I think it’s our duty to build a Jose Mourinho-esque tactical bible guide to the most difficult of oppositions… the opposite sex.
Impart your pearls of wisdom/idiocy, do’s and dont’s, funny stories, shocking stories, etc. here. It’s up to the readers what they do with the information. Whether they be genuine pieces of genius, or Inbetweener’s-esque idiocy.
It seems there are a number of forumers in long-term relationships/marriages & a few who are still dipping their feet in the delight of courting the opposite sex & have the rest of their life to look forward to… or dread.
Are you gonna be a Shaun Wright-Phillips & ignore the advice? Or a model professional such as Paul Scholes, who let’s be honest, Alex Ferguson prefers to his actual son.
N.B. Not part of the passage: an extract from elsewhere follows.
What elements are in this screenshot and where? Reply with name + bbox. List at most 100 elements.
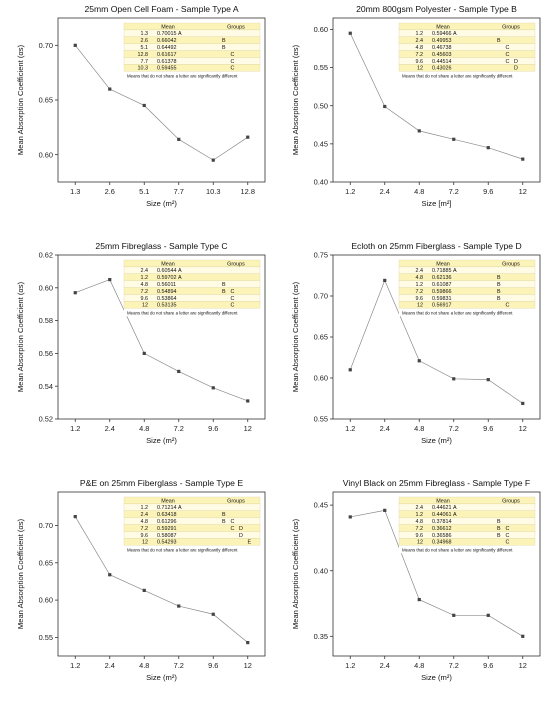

Ladies, we want to hear from you too hence the Guide to the Opposite Sex.
I’ll start…
Yesterday I had a genuine moment of romantic brilliance that I’m frankly still surprised I managed to muster. After coming out of the cinema, me & the girlfriend were trying to decide whether to eat at a restaurant, or go home to eat. She favored the restaurant as we were already in town, whereas I preferred home for economic reasons. I then came up with the following line…
“I can cook you something better at home then you’ll get at a restaurant because I’ve got a secret extra ingredient… LOVE.”
It was meant as a joke. The girlfriend subsequently laughed & then “Awwww’ed”. It clinched the deal to go home where I cooked an admittedly average Spag Bol, but we had textbook intercourse.